El Auditorio Nacional no fue escenario de un concierto, sino de una boda colectiva donde 2 mil 378 parejas se dijeron “sí, acepto” frente a miles de testigos y transformaron el 14 de febrero en una jornada colectiva dedicada al compromiso.
Boda colectiva en el Auditorio Nacional reúne a miles de parejas
El recinto lucía lleno. Desde las primeras filas hasta las secciones altas, las parejas permanecían juntas mientras aguardaban el momento central de la ceremonia. Algunas se tomaban de la mano; otras intercambiaban palabras en voz baja. Cuando se les pidió ponerse de pie, miles lo hicieron casi al mismo tiempo. Las miradas se concentraron en la persona que tenían enfrente y las manos se apretaron con mayor fuerza antes de responder afirmativamente.

La ceremonia oficial de la boda colectiva del 14 de febrero
La ceremonia fue conducida por la jueza del Registro Civil de la Ciudad de México, Marsella Lizeth de la Torre Martínez, quien explicó el alcance legal del matrimonio como la unión libre de dos personas para realizar una comunidad de vida basada en el respeto, la igualdad y la ayuda mutua.
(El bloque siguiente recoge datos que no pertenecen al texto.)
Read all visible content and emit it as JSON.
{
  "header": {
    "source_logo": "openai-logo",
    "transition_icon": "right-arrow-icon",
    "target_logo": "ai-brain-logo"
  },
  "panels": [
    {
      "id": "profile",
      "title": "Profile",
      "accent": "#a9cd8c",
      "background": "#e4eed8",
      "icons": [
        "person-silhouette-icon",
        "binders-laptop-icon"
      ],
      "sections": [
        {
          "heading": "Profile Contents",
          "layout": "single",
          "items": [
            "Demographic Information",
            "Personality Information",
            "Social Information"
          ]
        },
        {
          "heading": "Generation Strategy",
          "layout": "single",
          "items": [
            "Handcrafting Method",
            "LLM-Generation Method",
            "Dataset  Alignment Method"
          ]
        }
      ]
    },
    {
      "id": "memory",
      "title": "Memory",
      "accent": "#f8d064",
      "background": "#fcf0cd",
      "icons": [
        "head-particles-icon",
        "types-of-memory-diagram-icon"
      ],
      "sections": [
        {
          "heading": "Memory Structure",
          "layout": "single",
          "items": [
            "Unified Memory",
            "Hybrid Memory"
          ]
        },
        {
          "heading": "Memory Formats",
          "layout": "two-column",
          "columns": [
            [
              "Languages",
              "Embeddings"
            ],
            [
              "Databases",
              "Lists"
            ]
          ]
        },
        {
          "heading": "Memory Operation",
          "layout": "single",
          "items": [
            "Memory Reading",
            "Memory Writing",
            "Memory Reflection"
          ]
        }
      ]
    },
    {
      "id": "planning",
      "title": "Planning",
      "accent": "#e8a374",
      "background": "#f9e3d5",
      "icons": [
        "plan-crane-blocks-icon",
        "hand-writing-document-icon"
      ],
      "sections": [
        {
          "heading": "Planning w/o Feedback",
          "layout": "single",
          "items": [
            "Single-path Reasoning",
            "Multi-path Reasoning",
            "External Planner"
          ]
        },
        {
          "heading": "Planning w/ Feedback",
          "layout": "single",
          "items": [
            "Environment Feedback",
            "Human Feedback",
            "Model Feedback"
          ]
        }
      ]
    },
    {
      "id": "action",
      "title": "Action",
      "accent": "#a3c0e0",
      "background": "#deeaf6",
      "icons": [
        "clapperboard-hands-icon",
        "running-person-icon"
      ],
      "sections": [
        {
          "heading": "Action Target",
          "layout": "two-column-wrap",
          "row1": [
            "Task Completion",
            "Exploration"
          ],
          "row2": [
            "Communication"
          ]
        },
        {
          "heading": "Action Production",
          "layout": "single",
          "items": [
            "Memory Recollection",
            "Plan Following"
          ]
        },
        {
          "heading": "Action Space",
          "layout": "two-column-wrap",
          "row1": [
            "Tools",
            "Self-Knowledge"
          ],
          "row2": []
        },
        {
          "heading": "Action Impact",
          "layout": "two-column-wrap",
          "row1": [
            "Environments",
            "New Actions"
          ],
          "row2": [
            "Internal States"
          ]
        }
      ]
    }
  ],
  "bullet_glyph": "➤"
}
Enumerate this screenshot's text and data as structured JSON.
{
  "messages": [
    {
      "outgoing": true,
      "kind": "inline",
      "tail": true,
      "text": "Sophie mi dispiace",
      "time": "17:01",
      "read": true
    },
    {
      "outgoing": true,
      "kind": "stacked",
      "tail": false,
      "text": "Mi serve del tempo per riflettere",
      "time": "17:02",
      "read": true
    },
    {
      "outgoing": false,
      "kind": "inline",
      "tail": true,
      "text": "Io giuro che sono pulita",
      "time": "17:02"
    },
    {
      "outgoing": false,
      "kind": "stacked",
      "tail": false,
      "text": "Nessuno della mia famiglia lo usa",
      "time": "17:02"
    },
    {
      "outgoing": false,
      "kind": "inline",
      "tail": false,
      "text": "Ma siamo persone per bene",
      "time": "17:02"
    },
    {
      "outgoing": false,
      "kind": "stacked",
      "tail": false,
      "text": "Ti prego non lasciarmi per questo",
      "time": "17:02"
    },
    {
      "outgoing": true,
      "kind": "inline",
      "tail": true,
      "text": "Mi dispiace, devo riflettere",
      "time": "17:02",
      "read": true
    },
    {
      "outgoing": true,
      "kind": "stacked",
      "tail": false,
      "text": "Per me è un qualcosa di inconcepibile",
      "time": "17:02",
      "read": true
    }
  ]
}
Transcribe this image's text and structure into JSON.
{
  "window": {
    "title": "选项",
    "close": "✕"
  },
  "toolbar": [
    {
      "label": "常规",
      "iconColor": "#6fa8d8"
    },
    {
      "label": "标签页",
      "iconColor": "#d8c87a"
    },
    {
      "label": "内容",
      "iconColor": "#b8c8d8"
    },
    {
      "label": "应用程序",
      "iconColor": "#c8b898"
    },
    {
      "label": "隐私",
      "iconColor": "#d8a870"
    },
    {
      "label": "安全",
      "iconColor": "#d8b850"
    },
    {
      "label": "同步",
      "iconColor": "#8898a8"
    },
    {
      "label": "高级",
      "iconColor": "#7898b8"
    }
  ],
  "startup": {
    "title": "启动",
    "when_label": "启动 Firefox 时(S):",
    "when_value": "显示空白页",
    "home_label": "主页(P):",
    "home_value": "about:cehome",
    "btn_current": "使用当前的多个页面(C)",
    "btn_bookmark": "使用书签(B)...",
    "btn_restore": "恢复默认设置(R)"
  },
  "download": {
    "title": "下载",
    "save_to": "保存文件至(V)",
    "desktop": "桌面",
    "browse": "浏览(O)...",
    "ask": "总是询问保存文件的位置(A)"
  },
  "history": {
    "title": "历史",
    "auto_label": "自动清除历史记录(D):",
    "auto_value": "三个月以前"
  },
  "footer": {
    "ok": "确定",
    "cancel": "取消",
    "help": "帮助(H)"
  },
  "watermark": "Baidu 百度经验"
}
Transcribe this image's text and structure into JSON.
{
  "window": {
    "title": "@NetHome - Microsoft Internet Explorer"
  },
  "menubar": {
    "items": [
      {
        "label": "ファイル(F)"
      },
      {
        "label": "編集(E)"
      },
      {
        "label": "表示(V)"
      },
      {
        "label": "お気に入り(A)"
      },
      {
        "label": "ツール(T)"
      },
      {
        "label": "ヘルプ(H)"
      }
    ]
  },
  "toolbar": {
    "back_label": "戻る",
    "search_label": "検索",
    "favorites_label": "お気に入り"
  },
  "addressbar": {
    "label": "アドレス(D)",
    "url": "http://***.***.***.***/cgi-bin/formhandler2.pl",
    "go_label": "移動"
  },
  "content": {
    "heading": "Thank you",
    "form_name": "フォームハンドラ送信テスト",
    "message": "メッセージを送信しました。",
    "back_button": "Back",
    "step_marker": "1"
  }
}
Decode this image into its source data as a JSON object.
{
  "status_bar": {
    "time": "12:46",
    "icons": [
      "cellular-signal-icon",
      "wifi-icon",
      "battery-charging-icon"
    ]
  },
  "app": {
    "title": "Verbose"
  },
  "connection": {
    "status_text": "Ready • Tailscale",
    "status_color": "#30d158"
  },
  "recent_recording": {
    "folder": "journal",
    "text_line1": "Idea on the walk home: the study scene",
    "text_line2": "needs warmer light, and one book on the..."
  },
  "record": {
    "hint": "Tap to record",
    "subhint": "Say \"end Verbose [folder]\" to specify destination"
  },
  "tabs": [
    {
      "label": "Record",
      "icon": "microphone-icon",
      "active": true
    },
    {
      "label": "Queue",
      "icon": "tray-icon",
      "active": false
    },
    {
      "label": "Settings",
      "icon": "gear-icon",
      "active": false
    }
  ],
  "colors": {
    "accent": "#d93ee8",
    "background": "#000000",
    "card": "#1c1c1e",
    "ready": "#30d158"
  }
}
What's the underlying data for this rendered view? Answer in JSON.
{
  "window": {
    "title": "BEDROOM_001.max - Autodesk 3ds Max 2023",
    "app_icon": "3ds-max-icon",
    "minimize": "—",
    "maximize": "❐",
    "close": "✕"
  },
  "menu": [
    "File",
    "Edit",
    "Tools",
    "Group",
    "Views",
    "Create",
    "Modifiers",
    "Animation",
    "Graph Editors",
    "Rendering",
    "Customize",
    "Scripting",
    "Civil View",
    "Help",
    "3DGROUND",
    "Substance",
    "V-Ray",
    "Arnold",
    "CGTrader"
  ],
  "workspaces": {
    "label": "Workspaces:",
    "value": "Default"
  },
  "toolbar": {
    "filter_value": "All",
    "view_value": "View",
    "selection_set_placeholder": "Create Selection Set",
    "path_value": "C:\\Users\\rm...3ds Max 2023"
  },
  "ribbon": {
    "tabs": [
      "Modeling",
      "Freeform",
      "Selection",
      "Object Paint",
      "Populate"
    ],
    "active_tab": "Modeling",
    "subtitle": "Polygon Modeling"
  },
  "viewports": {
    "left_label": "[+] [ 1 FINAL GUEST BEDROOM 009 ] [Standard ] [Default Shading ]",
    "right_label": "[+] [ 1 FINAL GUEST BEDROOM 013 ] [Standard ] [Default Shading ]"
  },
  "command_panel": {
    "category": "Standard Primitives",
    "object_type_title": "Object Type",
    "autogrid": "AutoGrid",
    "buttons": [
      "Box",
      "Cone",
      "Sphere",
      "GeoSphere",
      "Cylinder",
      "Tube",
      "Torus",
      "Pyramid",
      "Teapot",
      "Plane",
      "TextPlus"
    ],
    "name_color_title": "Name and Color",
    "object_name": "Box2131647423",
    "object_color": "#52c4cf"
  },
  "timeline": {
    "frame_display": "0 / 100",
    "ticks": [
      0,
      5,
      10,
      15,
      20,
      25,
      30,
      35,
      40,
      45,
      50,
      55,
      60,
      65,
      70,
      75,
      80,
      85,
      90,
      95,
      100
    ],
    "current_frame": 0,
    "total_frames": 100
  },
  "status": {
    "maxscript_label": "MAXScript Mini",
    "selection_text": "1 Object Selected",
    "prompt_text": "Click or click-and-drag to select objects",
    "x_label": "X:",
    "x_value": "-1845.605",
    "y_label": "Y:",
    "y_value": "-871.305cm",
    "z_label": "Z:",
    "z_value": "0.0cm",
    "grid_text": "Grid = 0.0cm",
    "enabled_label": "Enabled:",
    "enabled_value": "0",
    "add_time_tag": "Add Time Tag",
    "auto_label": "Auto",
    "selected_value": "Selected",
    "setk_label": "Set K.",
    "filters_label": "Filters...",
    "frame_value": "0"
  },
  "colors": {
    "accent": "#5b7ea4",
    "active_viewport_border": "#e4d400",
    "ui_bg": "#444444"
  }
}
Al formular la pregunta sobre su voluntad de unirse en legítimo matrimonio, la respuesta fue un “sí” pronunciado al unísono que recorrió el auditorio.

Tras la declaratoria oficial, el ambiente cambió. Los aplausos se extendieron por todo el recinto y entre las filas comenzaron los abrazos y los besos breves. Varias parejas permanecieron mirándose unos segundos más antes de fundirse en un gesto de celebración, mientras familiares y amistades registraban el momento desde sus asientos.

Clara Brugada, testigo de honor en la boda histórica
La jefa de Gobierno de la Ciudad de México, Clara Brugada Molina, asistió como testigo de honor y felicitó a quienes decidieron formalizar su relación en esta ceremonia colectiva. Subrayó que la ciudad respalda a las familias en toda su diversidad e invitó a construir relaciones basadas en la igualdad, el respeto y la no violencia.

La celebración: brindis y pastel para 2 mil 378 matrimonios
Después de la ceremonia por el civil, comenzó la celebración. A cada pareja se le entregó una bolsa con dos copas para el brindis. Desde el escenario se les pidió levantarlas y miles de copas se alzaron de manera simultánea dentro del auditorio. Algunas parejas chocaron suavemente sus copas antes de beber; otras brindaron mirándose en silencio.
El corte del pastel marcó otro de los momentos centrales de la jornada. Desde sus lugares, las parejas aplaudieron mientras se realizaba la rebanada simbólica. Más tarde, la música dio paso a la parte festiva del encuentro. Se anunció la participación de DJ Ely Fania en las tornamesas y del Súper Show de los Vázquez, quienes amenizaron la celebración. Con los primeros acordes, los pasillos comenzaron a llenarse de movimiento; varias parejas se levantaron para bailar y otras permanecieron abrazadas, balanceándose desde sus lugares.

Música y baile cierran la histórica boda colectiva del Día del Amor
Así transcurrió la jornada en un espacio acostumbrado a grandes espectáculos musicales, pero que esta vez tuvo como protagonistas a 2 mil 378 matrimonios que iniciaron formalmente una nueva etapa acompañados de aplausos, música y una multitud que fue testigo de su compromiso.